Miesięcznik "Familia"

Aniołowie z ulicy diabła

Spread the love

ANIOŁOWIE Z ULICY DIABŁA

Krzysztof Błażyca

Ulica wciąga, uzależnia. Oferuje swobodny dostęp do seksu, pieniędzy, narkotyków. Im więcej czasu na niej spędzają, tym trudniej ich stamtąd wyrwać. Zwłaszcza gdy zaczynają, mając… dziesięć lat.

Soweto market w Lusace to miejsce kontrastów. Brutalność splata się tu z czułością, a codzienność jest nieustannym kuszeniem śmierci. I choć do reprezentacyjnej Cairo Road – wizytówki stolicy – jest stąd zaledwie kilka minut, to Soweto, przesiąknięte fetorem rozkładu, sfermentowanego czibuku – lokalnego piwa, i palonych śmieci, przy których o poranku grzeje się grupa dzieciaków, sprawia wrażenie miejsca przeklętego. Jeszcze ten napis na murze: Welcome to Devil’s Street – witajcie na Ulicy Diabła…

Izaak, czyli nasz biały

Jacek Rakowski oswoił się z Soweto. Jest jednym z tych dobrych aniołów, które swą obecnością kreślą słowa nadziei na tutejszym marginesie życia. Lubi tych młodych z ulicy. Mówi o nich serdecznie: „te ciućmoki”. Na ulicy znają go i szanują. Posługuje się płynnie lokalnymi językami nianja i bemba. Nazywają więc Jacka mzungu watu, czyli ‘nasz biały’. „Tak zwane dzieci ulicy – Jacek nie lubi tego określenia – spotykają się z niechęcią społeczeństwa, są prześladowane.

Dużo czasu zajęło mi pozyskanie ich zaufania”. Jacek pochodzi z Krajenki w Wielkopolsce.
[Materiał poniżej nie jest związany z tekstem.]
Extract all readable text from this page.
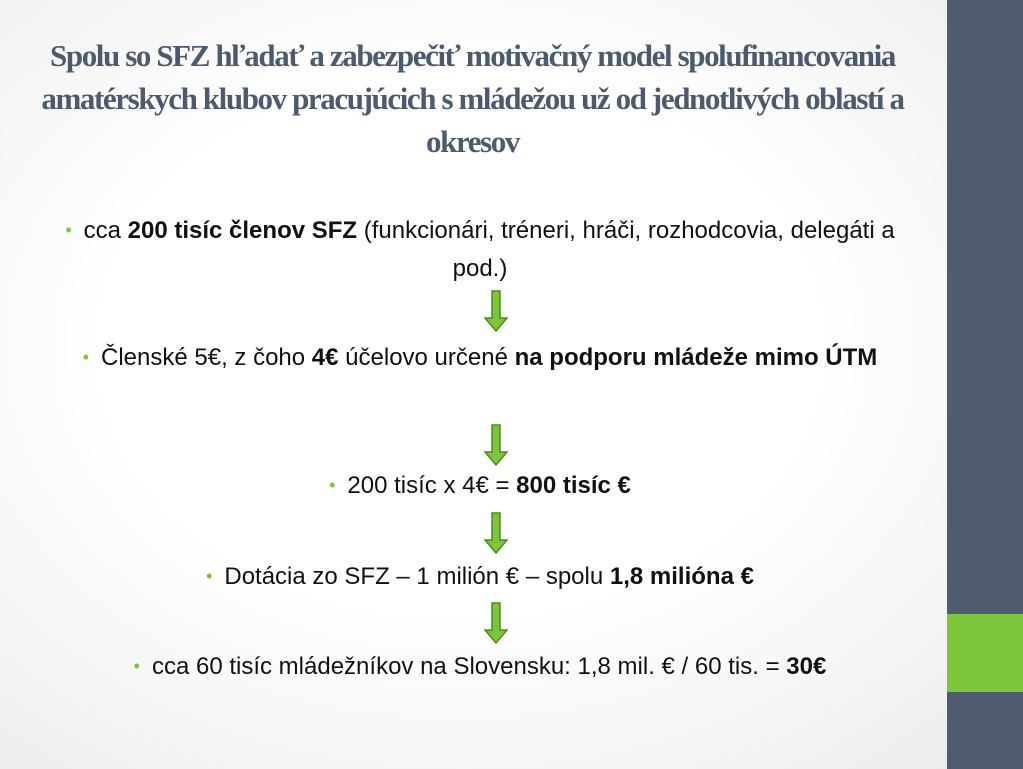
Spolu so SFZ hľadať a zabezpečiť motivačný model spolufinancovania amatérskych klubov pracujúcich s mládežou už od jednotlivých oblastí a okresov
• cca 200 tisíc členov SFZ (funkcionári, tréneri, hráči, rozhodcovia, delegáti a pod.)
• Členské 5€, z čoho 4€ účelovo určené na podporu mládeže mimo ÚTM
• 200 tisíc x 4€ = 800 tisíc €
• Dotácia zo SFZ – 1 milión € – spolu 1,8 milióna €
• cca 60 tisíc mládežníkov na Slovensku: 1,8 mil. € / 60 tis. = 30€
Kiedy decydował się zostać misjonarzem – Ojcem Białym – przez myśl mu nie przeszło, że wyląduje na ulicy.

„Chciałem być księdzem, pracować w parafii. A potem zetknąłem się z ulicą…”. Po ekstremalnych doświadczeniach z kilku afrykańskich miast zdecydował się zostać nie księdzem, ale bratem. By móc całkowicie poświęcić się ulicy. „Znajomi mówili: «Brat?!». Co ty będziesz robił? A warto przełamać stereotyp, że brat to tylko ogrodnik czy mechanik. Potrzeba braci: pracowników socjalnych, prawników, lekarzy. To obszar wielkich potrzeb tu, w Afryce”.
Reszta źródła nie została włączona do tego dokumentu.